Zentavault is a new type of private data storage aimed at revolutionizing the cloud storage service space. Zentavault will start in 2021 Q4.

What is Zentavault

Zentavault is a new type of private data storage aimed at revolutionizing the cloud storage service space. Cloud servers and modern data storage services rely on centralized storage systems. These act as a sort of mega hard drives and are known to contain flaws in their security and privacy protocols. Your data can potentially be logged and accessed by either service providers or unwelcome third parties.

Zentavault is a service that acts as an encryption delivery tool, which can securely distribute data on the Interplanetary File System by using the Zentagateway. This state of the art encryption and file sorting service utilizes the Zentachain ecosystem. Zentavault doesn't have a central storage facility or a backup database.

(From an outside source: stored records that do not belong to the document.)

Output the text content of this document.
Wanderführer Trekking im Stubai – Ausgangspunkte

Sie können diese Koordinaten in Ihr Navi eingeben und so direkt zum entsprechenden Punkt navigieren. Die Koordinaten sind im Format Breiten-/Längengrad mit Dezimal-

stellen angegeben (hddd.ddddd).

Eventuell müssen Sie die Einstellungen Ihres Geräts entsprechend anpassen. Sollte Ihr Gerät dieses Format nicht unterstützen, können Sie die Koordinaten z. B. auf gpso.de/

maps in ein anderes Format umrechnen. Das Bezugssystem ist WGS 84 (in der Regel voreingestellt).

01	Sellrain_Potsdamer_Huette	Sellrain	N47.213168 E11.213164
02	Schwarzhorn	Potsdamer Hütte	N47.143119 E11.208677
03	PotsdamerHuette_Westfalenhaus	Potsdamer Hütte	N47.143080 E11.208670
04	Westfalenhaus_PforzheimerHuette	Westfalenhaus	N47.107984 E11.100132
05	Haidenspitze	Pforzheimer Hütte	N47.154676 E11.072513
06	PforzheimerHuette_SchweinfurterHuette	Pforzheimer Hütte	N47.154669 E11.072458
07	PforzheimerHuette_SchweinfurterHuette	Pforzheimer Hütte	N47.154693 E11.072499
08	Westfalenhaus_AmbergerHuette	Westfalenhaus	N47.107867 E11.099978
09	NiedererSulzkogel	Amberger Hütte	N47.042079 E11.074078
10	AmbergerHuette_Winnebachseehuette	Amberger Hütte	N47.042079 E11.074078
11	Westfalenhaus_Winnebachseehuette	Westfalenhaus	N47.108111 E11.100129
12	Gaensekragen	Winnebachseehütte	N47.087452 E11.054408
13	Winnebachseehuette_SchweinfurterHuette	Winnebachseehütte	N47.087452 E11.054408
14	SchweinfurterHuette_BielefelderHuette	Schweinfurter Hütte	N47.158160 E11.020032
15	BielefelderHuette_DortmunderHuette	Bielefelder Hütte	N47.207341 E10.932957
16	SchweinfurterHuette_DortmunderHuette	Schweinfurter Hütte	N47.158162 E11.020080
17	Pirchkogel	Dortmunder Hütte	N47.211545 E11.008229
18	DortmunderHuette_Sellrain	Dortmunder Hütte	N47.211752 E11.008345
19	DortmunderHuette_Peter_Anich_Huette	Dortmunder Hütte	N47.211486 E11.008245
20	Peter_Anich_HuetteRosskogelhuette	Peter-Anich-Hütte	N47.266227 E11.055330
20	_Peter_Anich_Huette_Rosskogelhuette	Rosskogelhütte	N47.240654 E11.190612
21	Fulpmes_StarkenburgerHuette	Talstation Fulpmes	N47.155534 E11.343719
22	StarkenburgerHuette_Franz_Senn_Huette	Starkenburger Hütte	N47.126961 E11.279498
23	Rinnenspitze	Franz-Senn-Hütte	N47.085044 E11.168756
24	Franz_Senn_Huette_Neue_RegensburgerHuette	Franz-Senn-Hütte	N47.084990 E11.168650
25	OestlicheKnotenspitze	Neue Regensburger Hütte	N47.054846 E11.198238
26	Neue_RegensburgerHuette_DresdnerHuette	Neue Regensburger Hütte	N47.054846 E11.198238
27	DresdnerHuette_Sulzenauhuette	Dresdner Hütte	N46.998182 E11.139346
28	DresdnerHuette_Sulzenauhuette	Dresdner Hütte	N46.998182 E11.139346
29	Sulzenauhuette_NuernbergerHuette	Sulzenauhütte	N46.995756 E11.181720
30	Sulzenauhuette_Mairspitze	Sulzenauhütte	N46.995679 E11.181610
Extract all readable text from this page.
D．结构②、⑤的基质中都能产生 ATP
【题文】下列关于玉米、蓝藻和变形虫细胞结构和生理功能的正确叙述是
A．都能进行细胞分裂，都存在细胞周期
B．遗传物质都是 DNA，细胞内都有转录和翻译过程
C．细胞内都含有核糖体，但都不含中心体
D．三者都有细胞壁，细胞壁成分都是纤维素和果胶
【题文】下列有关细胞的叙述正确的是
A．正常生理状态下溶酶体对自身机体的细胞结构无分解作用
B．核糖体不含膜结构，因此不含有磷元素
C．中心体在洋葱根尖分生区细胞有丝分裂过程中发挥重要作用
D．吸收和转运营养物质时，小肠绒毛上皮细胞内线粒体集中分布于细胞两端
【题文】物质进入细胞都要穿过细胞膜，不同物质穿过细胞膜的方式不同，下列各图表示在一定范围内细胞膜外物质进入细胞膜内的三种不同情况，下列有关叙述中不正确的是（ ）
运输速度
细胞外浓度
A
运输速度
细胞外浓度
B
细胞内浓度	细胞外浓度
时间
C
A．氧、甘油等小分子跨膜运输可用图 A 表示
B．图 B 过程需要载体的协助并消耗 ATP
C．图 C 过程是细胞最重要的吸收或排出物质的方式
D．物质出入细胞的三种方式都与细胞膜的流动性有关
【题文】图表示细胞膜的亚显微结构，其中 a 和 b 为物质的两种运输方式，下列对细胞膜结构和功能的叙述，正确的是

You have full ownership of your data accessible only by the use of your personal private encryption key. Once your data is encrypted and stored it can stay in place indefinitely on IPFS until the need to access it arises. It requires no monthly service fees. Instead, there is a small transaction fee to upload or download your data.

InterPlanetary File System (IPFS)

The modern internet, though it is one of the breakthrough technologies of our age, has shown to have limitations since its inception in the 1990s. As technological advances progress, more and more tech is shown to be in need of either upgrading or even complete conceptual reimagining. Such is the case with the HTTP protocol.

In recent times we have seen an increased demand for solutions that would address the issues of privacy, security, and speed, the areas in which the HTTP protocol hasn’t shown to be “up to the task”, so to speak. Fortunately, IPFS has been put forward as an idea that provides solutions to these problems.

How does it work?

We can look at it in the terms of a BitTorrent swarm but with the ability to store and track file versions over time. Unlike the HTTP which works by mapping the resources via location-based IP addresses, IPFS uses a content-addressed system. This decentralized system stores files across peers and enables access to them via a cryptographic hash on a file that is used as the address. This means that the user becomes the client and the host at the same time.

It is made possible by the Merkle DAG (Directed Acyclic Graphs) data architecture and ensures immutability and content versioning on IPFS. Because of their similar structures, IPFS is a perfect fit for blockchain integration. It goes a bit further than that, though, solving blockchain’s nagging issue of data storage and together with blockchain creates a solution for storing, encrypting, and sharing large data and files. Although still in its infancy, IPFS has all the tools to become the successor to HTTP and usher in a new era of the World Wide Web.

IPFS Identities

Nodes are identified by a Node-Id, the cryptographic hash3 of a public-key, created with S/ Kademlia’s static crypto puzzle. Nodes store their public and private keys (encrypted with a passphrase). Users are free to initiate a "new" node ID during each launch but lose some acquired network advantages, it is recommended that the nodes remain the same.

IPFS Network

IPFS nodes communicate regularly with hundreds of other nodes in the network, across the wide internet. The IPFS network stack features:

  • Transport: IPFS can use any transport protocol, and is best suited for WebRTC Data Channels (for browser connectivity) or uTP(LEDBAT).

  • Reliability: IPFS can provide reliability if underlying networks do not provide it, using uTP (LEDBAT) or SCTP.

  • Connectivity: IPFS also uses ICE NAT traversal techniques.

  • Integrity: optionally checks the integrity of messages using a hash checksum.

  • Authenticity: optionally checks the authenticity of messages using HMAC with the sender’s public key.

IPFS Routing

For routing, IPFS uses Distributed Sloppy Hash Tables based on S/Kademlia and Coral. Its purpose is to:

  1. Announce data being added to the nodes

  2. Locate data requested by specific nodes

Data equal lesser than 1KB in size is stored directly on the DHT. For data larger than 1KB, DHT stores references, which are the Node-Ids of peers who can serve the block.